Andrew Kim, an analyst from ARK Investment Management, remarked that FanDuel and DraftKings together clinched almost two-thirds of the domestic online sports wagering market as of June, compared to Penn’s Barstool Sports, which only managed to secure a meagre 4% share.

Kim expressed doubts over Penn’s future market performance with ESPN, saying, “Given PENN’s failure to win market share with Barstool, how will it fare with ESPN – a legacy media property battling a multi-year decline in market share?”

Insights suggest that ESPN Bet’s future is potentially both promising and challenging. On the upside, the ESPN brand carries weight among sports enthusiasts, in addition to the considerable resources held by both the network and Walt Disney, its parent company.
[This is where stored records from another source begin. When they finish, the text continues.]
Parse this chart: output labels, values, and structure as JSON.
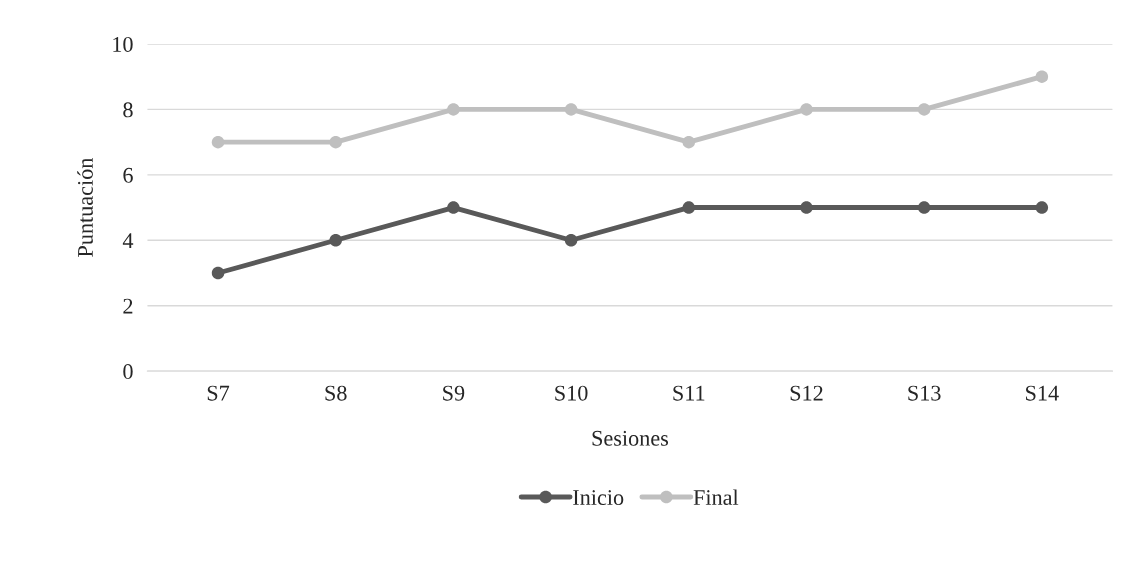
{
  "chart_data": {
    "type": "line",
    "xlabel": "Sesiones",
    "ylabel": "Puntuación",
    "categories": [
      "S7",
      "S8",
      "S9",
      "S10",
      "S11",
      "S12",
      "S13",
      "S14"
    ],
    "series": [
      {
        "name": "Inicio",
        "color": "#595959",
        "values": [
          3,
          4,
          5,
          4,
          5,
          5,
          5,
          5
        ]
      },
      {
        "name": "Final",
        "color": "#bfbfbf",
        "values": [
          7,
          7,
          8,
          8,
          7,
          8,
          8,
          9
        ]
      }
    ],
    "ylim": [
      0,
      10
    ],
    "yticks": [
      0,
      2,
      4,
      6,
      8,
      10
    ],
    "grid": "y",
    "legend": "bottom",
    "marker": "circle",
    "line_style": "solid"
  }
}
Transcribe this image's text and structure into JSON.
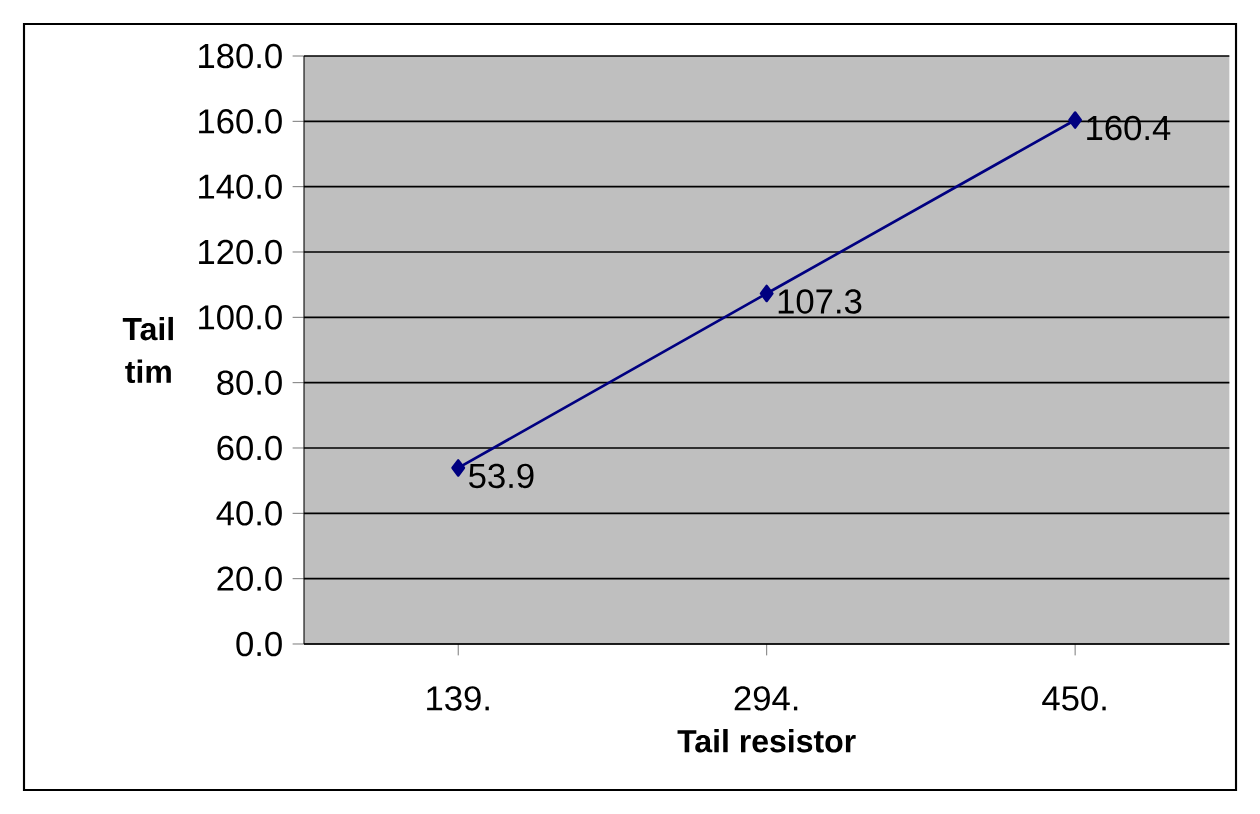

However, how these advantages convert into attracting sports wagering clients is uncertain. Consistent with a survey conducted by investment bank Jefferies, a significant portion of sports bettors are likely to stick to multiple betting accounts, but are also inclined to remain loyal to familiar platforms – a scenario beneficial for FanDuel and DraftKings and potentially disadvantageous for smaller competitors.

Kim also suggested that Penn could exploit the ESPN affiliation to its advantage, as ESPN Bet, under Penn’s operation, stands to gain from exclusive ESPN promotions.

Penn’s partnership with ESPN comes at a time when the latter is struggling with a lapse in subscriptions due to the rise of individuals turning away from traditional television – a phenomenon known as cord-cutting. Despite this setback, the network may have the potential to counter these decreases and stimulate growth through its streaming service, ESPN+.

However, Disney’s recent announcement of price hikes across all its streaming services, including ESPN+, raises questions about the move’s efficacy amidst increasingly budget-conscious consumers.

In Kim’s words, “As ESPN transitions to streaming, how will it safeguard its content library and sports franchise against big tech companies?” Further, how will ESPN deploy its distribution and scale to market ESPN Bet and compete against other sportsbook operators?

Despite the relentless dominance of the DraftKings-FanDuel duopoly thus far, it remains to be seen if ESPN Bet can be the breakthrough contender. As Kim concludes, “We would be surprised.”